His voice was low. Rough. Certain.
"Hold on."
The underworld didn’t respond. The souls didn’t stir. The shadows didn’t move.
But somewhere, deep in the Citadel, buried under layers of divine order and celestial bureaucracy, a soul that had been waiting for centuries felt a spark.
Not hope. Not yet.
Something smaller.
Recognition.
---
Above, in the broken camp, Athena felt nothing.
She had been staring at the empty space where the map table used to be for hours. The silver lines were gone. The fractures were still spreading. Hermes had stopped bringing reports because there was nothing new to report.
Same collapses. Same losses. Same panic.
The mortal world was burning.
And she couldn’t do anything to stop it.
She pressed her palms against her eyes. The pressure helped. The darkness helped. She didn’t need to see the fractures to know they were there.
"Athena."
She didn’t look up.
"Athena, look at me."
She lowered her hands. Metis stood in front of her, arms crossed, face unreadable.
"What?" Athena said.
"You’re going to burn yourself out."
"Good. Maybe then the fractures will stop spreading."
Metis didn’t smile. "That’s not how it works."
"Then how does it work?" Athena’s voice rose. "Because I’ve been doing this for days. Weeks. I don’t know anymore. I’ve mapped every fracture, calculated every stress point, positioned every anchor. And nothing holds. Nothing works. The sky keeps breaking, and the souls keep falling, and I can’t—"
She stopped.
Her hands were shaking.
Metis watched her.
"You can’t do it alone," Metis said quietly.
"I know."
"Then stop trying."
Athena stared at her.
"I don’t know how."
Metis stepped closer. Placed a hand on her shoulder.
"Then learn."
---
At the edge of Heaven, Zeus still watched.
The child’s face was gone. The clouds had shifted, reformed, become nothing. But he kept staring at the place where it had been.
Hera had left hours ago. He hadn’t noticed.
The chaos around his wrist pulsed slow and steady. Not restless. Not hungry. Just present.
He thought about the mortal world. About the panic. The fear. The worship of beings who never asked for it.
He thought about the child in Brazil, drawing pictures of a man made of lightning.
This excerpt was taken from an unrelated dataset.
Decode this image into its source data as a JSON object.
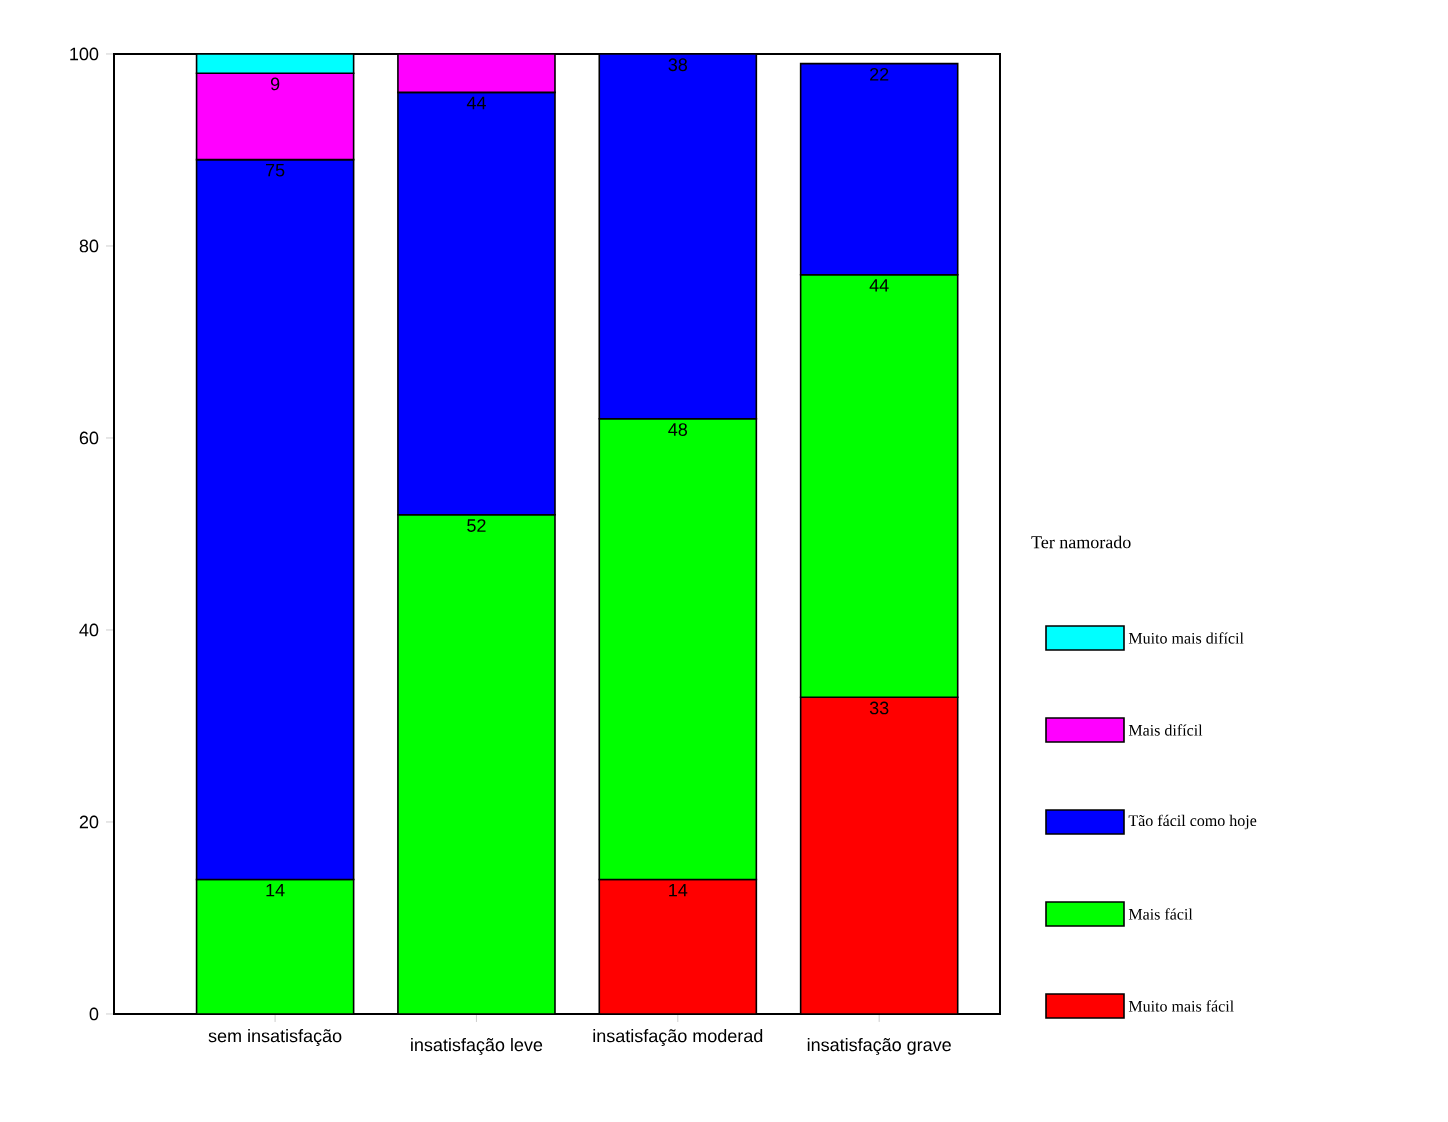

He thought about the woman in Cairo, still standing at the pyramids, waiting for gods who didn’t answer.
He thought about the preacher in Texas, his voice gone, his faith cracking like the sky above him.
He had done this.
Not alone. But his war had broken the world. His victory had shattered the order that held everything together.
He didn’t know how to fix it.
But he knew he had to try.
---
Deep in the underworld, Hades walked toward the edge of his realm.
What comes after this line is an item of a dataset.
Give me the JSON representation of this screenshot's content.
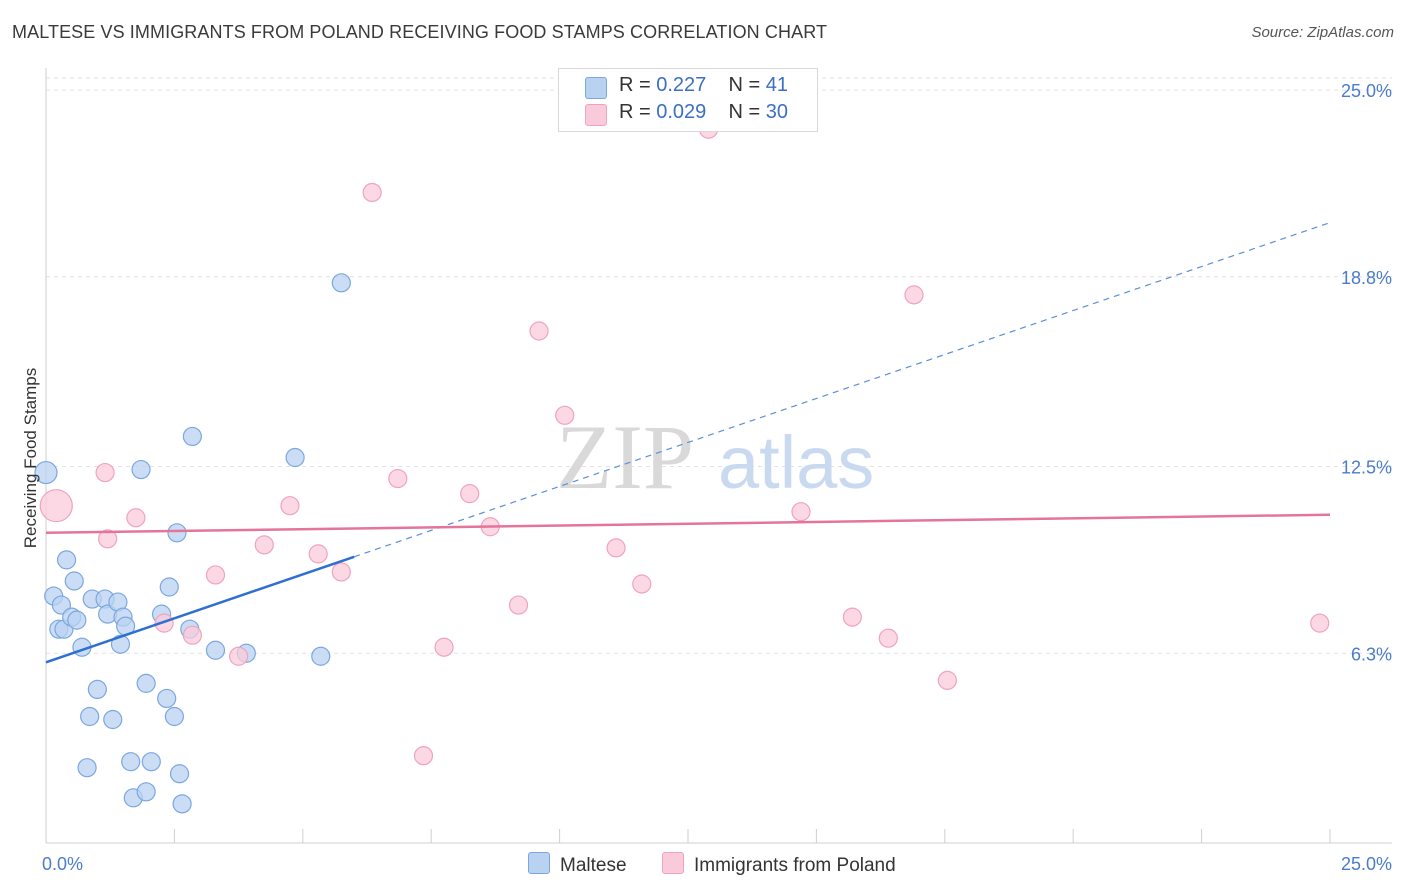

The souls parted before him. Not in fear. In recognition. They felt the shift in him—the weight lifting, just a fraction, just enough.
He had a direction now.
Not a map. Not a plan. Just a voice.
And a promise.
He reached the fracture that led to the Citadel. The light pulsed through it—thin, pale, endless. He could feel her on the other side. Not clearly. Not completely. But enough.
He stepped forward.
The fracture widened.
The underworld held its breath.
And Hades, Lord of the Dead, King of Shadows, walked into the light to find his wife.